Volleyball: Bundesliga Frauen
USC mit dem Mute der Verzweiflung im zweiten Playoff-Spiel gegen Schwerin

Münster -

Der USC Münster steht am Mittwoch am Scheideweg. Verliert der Gastgeber das zweite Playoff-Viertelfinale gegen den SSC Palmberg Schwerin, ist die Saison beendet. Gewinnt der Außenseiter hingegen, geht es am Sonntag beim Titelverteidiger weiter.
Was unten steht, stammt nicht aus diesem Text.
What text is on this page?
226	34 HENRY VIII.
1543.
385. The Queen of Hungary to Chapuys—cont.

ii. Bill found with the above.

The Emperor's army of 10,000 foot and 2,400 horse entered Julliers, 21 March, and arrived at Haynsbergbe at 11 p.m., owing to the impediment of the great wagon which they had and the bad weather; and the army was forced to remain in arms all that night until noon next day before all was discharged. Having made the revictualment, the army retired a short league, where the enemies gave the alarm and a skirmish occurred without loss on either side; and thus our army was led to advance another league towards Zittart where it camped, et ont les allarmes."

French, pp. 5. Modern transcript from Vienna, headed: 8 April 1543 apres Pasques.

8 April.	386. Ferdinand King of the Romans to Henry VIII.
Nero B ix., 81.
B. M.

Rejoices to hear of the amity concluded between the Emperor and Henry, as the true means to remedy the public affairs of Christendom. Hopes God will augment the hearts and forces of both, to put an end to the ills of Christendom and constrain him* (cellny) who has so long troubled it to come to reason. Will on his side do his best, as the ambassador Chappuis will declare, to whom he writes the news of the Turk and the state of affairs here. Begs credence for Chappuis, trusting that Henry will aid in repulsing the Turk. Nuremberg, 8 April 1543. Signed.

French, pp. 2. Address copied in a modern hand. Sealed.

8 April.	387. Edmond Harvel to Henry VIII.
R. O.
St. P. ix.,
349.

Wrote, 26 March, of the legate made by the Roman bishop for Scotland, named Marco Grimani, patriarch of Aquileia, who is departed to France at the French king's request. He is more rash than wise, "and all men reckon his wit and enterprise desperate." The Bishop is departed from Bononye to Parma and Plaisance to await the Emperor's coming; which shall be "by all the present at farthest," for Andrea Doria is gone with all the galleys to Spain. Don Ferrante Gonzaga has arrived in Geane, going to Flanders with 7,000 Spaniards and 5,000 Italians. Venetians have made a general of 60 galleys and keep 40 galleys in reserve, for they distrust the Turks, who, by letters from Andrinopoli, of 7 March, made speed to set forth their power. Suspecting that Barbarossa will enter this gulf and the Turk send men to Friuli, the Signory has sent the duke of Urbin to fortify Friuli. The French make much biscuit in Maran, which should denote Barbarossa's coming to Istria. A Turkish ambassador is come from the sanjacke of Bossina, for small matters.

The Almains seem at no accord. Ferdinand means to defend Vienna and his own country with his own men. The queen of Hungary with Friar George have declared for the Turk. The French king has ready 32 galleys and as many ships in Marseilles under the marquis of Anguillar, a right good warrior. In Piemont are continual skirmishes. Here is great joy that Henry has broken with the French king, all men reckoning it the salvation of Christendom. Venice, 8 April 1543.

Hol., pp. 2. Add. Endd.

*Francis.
Dienstag, 02.04.2019, 16:04 Uhr aktualisiert: 03.04.2019, 13:04 Uhr
Abklatschen für die Überraschung? Marie Schölzel und ihre Teamkolleginnen wollen mit aller Macht versuchen, gegen Schwerin das Saisonende zu verhindern.
Abklatschen für die Überraschung? Marie Schölzel und ihre Teamkolleginnen wollen mit aller Macht versuchen, gegen Schwerin das Saisonende zu verhindern. Foto: Jürgen Peperhowe

Über die Ausgangslage muss man gar nicht lange diskutieren. Geht alles seinen normalen Gang, dürfte am Mittwochabend gegen 22 Uhr die Saison für den USC Münster beendet sein. Viermal traten die Unabhängigen in der laufenden Spielzeit gegen den SSC Palmberg Schwerin an, viermal verloren sie – zuletzt am Sonntag im ersten Playoff-Viertelfinale mit 0:3. Nun kommt es um 19.30 Uhr zum schnellen Wiedersehen mit dem Deutschen Meister, der sich einen Umweg über ein drittes und dann entscheidendes Spiel ersparen will.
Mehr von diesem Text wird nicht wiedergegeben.